Kasus paling mutakhir terjadi pada akhir Agustus 2025, ketika seorang pengemudi ojek online tewas dilindas kendaraan taktis Brimob dalam gelombang protes di Jakarta.
Dampak Sosial
Serangkaian kasus yang mencoreng nama baik kepolisian berdampak langsung pada hilangnya kepercayaan publik. Survei kepercayaan terhadap institusi negara menunjukkan Polri sering berada di posisi rendah, bahkan kerap menjadi lembaga yang paling banyak dikritik.
Bagi masyarakat, pengalaman buruk yang viral atau dialami langsung lebih cepat membentuk persepsi dibandingkan keberhasilan aparat yang jarang terekspos.

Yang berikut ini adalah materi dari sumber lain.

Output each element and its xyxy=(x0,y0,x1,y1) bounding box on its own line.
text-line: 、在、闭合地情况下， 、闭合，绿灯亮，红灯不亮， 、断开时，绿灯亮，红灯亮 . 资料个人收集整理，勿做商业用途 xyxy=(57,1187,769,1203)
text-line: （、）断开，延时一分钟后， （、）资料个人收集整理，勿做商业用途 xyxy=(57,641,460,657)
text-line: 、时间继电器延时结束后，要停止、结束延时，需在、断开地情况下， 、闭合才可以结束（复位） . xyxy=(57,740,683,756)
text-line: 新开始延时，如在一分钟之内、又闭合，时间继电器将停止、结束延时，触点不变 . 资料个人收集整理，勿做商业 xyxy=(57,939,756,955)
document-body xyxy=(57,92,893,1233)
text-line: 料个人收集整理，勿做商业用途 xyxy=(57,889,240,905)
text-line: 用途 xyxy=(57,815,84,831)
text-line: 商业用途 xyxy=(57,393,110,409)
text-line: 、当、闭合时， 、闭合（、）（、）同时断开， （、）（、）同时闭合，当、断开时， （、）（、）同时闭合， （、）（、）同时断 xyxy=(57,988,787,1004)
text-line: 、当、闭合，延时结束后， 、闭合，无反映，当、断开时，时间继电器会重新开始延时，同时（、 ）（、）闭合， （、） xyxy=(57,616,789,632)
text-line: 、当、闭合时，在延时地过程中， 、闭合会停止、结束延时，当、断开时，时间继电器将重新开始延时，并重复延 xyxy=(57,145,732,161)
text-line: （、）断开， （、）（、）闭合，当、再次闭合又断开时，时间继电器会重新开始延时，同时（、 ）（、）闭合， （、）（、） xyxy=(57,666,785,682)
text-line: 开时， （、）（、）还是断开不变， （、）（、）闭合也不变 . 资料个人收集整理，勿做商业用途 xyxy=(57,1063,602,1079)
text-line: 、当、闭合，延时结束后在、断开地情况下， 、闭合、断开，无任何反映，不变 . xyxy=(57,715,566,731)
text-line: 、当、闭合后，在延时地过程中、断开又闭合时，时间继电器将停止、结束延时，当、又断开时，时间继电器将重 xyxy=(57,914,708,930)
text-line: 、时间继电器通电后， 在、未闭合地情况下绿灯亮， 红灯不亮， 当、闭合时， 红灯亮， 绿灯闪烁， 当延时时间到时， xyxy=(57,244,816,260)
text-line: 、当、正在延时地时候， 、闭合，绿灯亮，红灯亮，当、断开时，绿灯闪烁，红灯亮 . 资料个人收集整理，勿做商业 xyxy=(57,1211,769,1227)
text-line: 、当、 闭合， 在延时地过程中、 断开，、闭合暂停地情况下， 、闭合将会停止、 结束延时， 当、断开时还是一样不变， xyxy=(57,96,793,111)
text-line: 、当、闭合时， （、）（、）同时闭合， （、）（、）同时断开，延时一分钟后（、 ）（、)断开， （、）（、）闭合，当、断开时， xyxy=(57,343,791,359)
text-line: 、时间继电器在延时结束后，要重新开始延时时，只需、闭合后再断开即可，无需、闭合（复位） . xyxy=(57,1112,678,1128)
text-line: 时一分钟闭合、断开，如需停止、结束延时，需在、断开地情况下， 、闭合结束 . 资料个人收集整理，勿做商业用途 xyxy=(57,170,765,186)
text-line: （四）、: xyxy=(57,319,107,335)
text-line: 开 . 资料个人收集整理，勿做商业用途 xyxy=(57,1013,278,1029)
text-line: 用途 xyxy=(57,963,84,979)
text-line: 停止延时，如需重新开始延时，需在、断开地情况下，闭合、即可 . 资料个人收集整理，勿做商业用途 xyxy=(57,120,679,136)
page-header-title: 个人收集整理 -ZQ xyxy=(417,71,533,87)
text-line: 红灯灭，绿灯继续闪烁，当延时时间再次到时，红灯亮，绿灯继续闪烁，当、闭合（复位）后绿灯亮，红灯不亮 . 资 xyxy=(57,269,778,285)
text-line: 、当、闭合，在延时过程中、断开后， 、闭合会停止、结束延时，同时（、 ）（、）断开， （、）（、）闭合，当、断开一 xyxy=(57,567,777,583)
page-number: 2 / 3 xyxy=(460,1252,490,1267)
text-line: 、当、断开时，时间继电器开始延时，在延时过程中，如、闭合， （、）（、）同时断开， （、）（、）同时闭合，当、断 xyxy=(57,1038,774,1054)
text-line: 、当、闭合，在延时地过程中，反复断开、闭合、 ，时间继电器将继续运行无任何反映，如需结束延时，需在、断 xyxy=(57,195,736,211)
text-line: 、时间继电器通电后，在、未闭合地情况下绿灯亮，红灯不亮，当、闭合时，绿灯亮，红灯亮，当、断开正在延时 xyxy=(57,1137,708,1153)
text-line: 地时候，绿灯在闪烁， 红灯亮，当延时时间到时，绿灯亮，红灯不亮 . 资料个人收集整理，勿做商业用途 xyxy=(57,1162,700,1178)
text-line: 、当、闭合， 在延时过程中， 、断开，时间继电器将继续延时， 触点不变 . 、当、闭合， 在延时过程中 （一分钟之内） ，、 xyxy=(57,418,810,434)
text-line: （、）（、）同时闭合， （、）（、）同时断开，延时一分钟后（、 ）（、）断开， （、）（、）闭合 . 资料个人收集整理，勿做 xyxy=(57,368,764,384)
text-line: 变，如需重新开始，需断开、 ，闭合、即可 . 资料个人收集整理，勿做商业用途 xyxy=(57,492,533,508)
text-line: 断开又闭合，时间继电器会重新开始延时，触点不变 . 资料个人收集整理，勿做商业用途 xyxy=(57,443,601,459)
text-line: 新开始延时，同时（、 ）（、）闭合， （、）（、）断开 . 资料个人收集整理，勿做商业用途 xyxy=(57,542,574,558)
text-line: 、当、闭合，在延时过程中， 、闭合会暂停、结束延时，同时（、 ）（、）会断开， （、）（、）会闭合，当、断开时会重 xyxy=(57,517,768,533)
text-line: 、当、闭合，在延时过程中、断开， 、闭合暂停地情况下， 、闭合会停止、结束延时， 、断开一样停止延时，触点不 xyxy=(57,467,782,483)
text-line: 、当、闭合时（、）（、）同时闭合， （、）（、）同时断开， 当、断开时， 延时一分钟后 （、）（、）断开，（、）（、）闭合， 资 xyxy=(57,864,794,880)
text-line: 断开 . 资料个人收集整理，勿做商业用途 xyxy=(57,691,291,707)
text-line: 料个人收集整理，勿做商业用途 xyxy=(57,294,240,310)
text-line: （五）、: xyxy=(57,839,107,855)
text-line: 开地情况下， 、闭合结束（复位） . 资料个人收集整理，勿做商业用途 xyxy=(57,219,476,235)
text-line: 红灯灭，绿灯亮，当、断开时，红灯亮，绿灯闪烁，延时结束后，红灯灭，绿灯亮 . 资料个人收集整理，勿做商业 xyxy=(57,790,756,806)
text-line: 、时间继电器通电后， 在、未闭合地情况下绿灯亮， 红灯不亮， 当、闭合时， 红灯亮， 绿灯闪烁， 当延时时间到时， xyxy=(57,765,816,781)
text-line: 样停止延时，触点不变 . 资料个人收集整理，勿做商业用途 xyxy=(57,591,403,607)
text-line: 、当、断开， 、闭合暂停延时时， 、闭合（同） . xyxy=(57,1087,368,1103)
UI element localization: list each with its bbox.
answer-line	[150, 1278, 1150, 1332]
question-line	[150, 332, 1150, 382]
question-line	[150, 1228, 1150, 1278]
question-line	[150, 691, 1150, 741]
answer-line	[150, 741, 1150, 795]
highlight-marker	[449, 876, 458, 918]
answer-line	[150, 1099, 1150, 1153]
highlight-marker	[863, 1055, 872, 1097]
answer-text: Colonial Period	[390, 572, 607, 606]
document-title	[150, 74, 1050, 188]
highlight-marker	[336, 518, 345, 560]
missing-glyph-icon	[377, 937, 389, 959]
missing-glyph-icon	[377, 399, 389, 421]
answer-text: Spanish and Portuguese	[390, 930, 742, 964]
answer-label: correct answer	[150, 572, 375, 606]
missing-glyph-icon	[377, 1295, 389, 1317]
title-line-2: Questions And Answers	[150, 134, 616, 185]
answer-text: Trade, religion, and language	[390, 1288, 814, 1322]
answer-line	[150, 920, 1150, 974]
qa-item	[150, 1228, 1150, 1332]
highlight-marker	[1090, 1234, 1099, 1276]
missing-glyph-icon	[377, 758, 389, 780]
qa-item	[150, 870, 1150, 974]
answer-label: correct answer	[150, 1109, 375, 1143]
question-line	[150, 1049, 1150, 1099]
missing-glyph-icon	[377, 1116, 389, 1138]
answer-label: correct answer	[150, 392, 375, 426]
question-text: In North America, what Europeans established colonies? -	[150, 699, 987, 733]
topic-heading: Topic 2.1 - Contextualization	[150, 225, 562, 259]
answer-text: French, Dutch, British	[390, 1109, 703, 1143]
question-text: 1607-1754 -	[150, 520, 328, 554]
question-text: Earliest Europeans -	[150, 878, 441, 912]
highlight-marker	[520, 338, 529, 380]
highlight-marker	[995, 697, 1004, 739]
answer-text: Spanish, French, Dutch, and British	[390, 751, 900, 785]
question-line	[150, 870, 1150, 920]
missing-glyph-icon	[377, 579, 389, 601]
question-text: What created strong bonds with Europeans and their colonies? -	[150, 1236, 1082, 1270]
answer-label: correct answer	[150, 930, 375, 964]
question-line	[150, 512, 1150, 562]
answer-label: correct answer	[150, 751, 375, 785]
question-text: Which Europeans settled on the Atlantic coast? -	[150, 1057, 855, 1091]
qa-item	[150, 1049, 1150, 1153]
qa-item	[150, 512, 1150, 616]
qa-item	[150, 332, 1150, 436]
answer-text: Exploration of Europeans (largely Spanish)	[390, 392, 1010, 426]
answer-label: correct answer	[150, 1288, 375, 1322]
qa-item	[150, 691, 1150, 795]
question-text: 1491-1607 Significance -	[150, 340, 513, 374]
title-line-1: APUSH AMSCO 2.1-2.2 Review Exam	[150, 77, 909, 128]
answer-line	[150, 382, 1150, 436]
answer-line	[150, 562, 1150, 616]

Akibatnya, citra negatif melekat pada institusi, meskipun banyak polisi di lapangan bekerja dengan sungguh-sungguh dan profesional. Anggota yang berdedikasi menjaga keamanan lingkungan, mengungkap tindak pidana, atau melayani administrasi tetap ada dalam jumlah besar.
Namun, satu kesalahan mencolok dari segelintir aparat bisa menutupi ribuan kerja baik yang tidak terlihat. Ironi inilah yang membuat polisi sulit lepas dari bayang-bayang kritik. Berbagai kasus juga memicu reaksi keras dari lembaga HAM, baik nasional maupun internasional.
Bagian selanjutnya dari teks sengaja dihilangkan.